EQUITY MARKET REVIEW
The S&P 500 Index returned 3.65 percent in September. The VIX Index, a measure of market volatility, trended below the 200-day moving average of 19.2, indicating low volatility (See Figure 5).
The best-performing sectors were Information Technology, up 7.25 percent, and Communication Services, up 5.6 percent. The worst-performing sectors were Materials, down 2.08 percent, and Consumer Staples, down 1.56 percent.
The Russell 1000 Growth Index11 gained 5.3 percent, outperforming the Russell 1000 Value Index12, which returned 1.5 percent.
In September, momentum and large capitalization were the strongest performing factors while dividend yield and high value underperformed.
[1] As of September 30, 2025, as measured by the BBG U.S. Corporate Investment Grade Bond Index, an unmanaged market-value-weighted index of investment grade corporate fixed-rate debt issues with maturities of one year or more. You cannot invest directly in an index.
[2] U.S. Department of Commerce, as of September 16, 2025.
[3] The Fed’s dot plot is a chart that records each Fed official’s projection for the central bank’s key short-term interest rate.
[4] A curve that bull flattens shows long-term interest rates falling faster than short-term interest rates, causing the spread between them to narrow.
[5] The Bloomberg U.S. Treasury Bond Index is an unmanaged index of prices of U.S. Treasury bonds with maturities of 1 to 30 years. You cannot invest directly in an index.
[6] Municipal bond performance is as measured by the BBG Managed Money Short/Intermediate (1-10) Index, which measures the performance of the publicly traded municipal bonds that cover the USD-denominated short/intermediate term tax-exempt bond market, including state and local general obligation bonds, revenue bonds, insured bonds, and pre-refunded bonds. It is rules-based, and market-value weighted. You cannot invest directly in an index.
[7] The Municipal/Treasury (M/T) ratio compare yields of municipals bonds with those of U.S. Treasury bonds of the same maturity. M/T ratios can show the relative value of municipal bonds compared with taxable bonds, by indicating when yields for municipal bonds exceed the after-tax yields on taxable bonds. M/T ratio data is per Municipal Market Data, as of September 30, 2025.
[8] The Bloomberg MBS Index tracks agency mortgage-backed pass-through securities (both fixed-rate and hybrid ARM) guaranteed by government-sponsored enterprises (GSEs) Government National Mortgage Association (Ginnie Mae) (GNMA), Federal National Mortgage Association (Fannie Mae) (FNMA), and Federal Home Loan Mortgage Corporation (Freddie Mac) (FHLMC). The index is constructed by grouping individual pools into aggregates or generics based on program, coupon, and vintage. You cannot invest directly in an index.
[9] The Bloomberg U.S. CMBS Investment Grade Index measures the market of U.S. Agency (GNMA, FNMA, and (FHLMC) and U.S. Non-Agency conduit and fusion CMBS deals with a minimum current deal size of $300mn. You cannot invest directly in an index.

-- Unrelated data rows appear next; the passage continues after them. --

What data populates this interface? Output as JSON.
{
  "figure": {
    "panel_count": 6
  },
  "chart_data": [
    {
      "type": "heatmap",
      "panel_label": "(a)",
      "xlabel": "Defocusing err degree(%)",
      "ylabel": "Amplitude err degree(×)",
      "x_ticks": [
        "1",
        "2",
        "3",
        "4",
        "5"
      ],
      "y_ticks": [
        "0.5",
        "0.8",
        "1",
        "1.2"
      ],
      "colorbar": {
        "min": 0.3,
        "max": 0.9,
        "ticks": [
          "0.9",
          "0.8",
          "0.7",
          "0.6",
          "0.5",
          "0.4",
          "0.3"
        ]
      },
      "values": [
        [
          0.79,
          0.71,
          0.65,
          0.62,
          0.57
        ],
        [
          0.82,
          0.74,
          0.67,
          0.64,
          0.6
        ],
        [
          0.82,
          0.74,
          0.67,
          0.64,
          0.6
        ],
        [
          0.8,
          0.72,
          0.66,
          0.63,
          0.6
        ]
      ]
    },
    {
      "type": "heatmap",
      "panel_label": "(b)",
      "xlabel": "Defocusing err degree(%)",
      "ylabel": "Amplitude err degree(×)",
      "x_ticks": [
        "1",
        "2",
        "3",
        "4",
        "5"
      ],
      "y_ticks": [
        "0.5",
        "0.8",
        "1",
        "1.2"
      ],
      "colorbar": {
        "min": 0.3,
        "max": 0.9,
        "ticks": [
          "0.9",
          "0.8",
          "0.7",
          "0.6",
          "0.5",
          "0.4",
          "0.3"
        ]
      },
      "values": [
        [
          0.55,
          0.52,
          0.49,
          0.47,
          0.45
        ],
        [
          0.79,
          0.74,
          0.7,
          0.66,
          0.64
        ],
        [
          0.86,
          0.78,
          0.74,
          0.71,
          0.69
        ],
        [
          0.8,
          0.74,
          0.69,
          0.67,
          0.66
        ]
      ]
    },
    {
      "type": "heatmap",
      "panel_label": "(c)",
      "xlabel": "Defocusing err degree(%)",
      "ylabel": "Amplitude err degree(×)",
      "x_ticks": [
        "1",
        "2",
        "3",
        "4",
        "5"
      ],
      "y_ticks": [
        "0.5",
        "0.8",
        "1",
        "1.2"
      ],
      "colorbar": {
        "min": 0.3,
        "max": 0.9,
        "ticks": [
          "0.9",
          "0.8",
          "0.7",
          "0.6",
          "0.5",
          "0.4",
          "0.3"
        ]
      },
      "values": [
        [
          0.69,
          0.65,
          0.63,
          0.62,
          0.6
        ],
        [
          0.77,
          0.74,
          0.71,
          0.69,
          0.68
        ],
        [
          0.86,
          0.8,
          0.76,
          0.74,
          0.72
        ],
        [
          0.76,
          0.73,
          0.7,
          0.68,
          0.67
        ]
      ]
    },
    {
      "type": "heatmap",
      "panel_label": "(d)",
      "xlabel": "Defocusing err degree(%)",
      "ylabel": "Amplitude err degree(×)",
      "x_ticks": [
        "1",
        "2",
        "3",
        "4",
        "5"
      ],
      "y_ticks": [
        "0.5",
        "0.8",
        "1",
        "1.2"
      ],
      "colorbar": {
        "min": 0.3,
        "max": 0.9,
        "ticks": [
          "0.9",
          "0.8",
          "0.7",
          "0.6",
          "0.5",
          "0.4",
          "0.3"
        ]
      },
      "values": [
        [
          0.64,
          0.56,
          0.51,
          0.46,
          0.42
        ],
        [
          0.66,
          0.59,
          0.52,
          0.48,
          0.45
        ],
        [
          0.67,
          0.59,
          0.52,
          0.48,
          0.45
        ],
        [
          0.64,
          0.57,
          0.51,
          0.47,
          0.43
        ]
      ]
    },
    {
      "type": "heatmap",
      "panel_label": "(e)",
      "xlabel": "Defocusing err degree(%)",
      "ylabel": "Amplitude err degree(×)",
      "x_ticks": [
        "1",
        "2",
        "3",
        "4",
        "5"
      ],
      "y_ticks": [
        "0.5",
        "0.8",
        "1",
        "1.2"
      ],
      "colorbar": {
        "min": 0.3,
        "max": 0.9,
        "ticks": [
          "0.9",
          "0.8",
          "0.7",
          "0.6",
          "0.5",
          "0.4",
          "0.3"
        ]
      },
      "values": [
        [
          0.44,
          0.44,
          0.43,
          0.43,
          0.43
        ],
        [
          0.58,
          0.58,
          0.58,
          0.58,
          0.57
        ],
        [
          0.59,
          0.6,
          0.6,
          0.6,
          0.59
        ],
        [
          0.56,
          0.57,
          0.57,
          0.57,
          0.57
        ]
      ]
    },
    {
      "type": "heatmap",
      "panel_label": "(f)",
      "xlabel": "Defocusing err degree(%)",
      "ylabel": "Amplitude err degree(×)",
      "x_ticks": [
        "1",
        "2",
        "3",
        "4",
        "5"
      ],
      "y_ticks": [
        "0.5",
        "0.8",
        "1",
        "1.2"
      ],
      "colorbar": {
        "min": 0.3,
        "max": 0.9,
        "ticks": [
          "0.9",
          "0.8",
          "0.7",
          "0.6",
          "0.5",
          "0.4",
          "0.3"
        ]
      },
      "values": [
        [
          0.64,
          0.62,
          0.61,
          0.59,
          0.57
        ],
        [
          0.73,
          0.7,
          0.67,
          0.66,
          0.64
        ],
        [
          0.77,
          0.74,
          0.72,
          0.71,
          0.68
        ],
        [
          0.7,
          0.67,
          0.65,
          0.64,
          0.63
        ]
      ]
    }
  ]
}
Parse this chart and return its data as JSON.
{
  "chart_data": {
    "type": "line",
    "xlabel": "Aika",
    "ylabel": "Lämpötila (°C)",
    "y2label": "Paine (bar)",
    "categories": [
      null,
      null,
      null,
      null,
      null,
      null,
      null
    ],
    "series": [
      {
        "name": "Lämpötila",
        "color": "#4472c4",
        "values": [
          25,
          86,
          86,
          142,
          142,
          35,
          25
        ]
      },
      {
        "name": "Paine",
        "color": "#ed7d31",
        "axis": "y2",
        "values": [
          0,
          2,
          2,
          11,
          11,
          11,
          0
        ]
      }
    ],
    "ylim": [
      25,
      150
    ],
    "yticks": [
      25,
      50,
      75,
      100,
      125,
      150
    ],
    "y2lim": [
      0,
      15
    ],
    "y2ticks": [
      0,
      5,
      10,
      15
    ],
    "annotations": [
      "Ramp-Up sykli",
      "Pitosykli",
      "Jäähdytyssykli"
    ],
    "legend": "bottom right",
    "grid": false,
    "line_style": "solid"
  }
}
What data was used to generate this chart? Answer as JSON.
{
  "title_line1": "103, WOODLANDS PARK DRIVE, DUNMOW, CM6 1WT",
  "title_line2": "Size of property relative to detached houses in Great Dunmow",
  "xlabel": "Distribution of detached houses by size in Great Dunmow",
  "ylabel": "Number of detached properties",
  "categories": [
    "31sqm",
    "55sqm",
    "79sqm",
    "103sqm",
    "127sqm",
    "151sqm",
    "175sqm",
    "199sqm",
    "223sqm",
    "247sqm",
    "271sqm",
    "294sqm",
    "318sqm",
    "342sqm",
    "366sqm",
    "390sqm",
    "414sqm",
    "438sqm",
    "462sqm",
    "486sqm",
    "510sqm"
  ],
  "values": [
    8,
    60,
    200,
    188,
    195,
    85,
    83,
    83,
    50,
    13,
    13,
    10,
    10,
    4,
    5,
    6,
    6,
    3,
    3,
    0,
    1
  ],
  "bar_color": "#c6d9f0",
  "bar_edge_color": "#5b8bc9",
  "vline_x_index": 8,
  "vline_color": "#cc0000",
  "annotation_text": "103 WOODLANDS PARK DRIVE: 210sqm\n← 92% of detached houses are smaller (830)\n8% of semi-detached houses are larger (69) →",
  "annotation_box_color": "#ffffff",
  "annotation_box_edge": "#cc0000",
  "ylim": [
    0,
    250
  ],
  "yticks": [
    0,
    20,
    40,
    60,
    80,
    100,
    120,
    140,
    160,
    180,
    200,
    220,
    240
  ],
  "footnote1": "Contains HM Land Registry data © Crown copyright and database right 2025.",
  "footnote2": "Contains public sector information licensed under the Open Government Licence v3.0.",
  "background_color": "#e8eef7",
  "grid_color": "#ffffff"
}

[10] Bloomberg U.S. Asset-Backed Securities (ABS) Index is the ABS component of the Bloomberg U.S. Aggregate Bond Index, a flagship measure of the U.S. investment grade, fixed-rate bond market. The ABS index has three subsectors: credit and credit cards, autos, and utility. You cannot invest directly in an index.
[11] The Russell 1000® Growth Index is an unmanaged market capitalization-weighted index of growth-oriented stocks of U.S. domiciled companies that are included in the Russell 1000 Index. Growth-oriented stocks tend to have higher price-to-book ratios and higher forecasted growth values. You cannot invest directly in an index.
[12] The Russell 1000® Value Index is an unmanaged market capitalization-weighted index of value-oriented stocks of U.S. domiciled companies that are included in the Russell 1000 Index. Value-oriented stocks tend to have lower price-to-book ratios and lower forecasted growth values. You cannot invest directly in an index.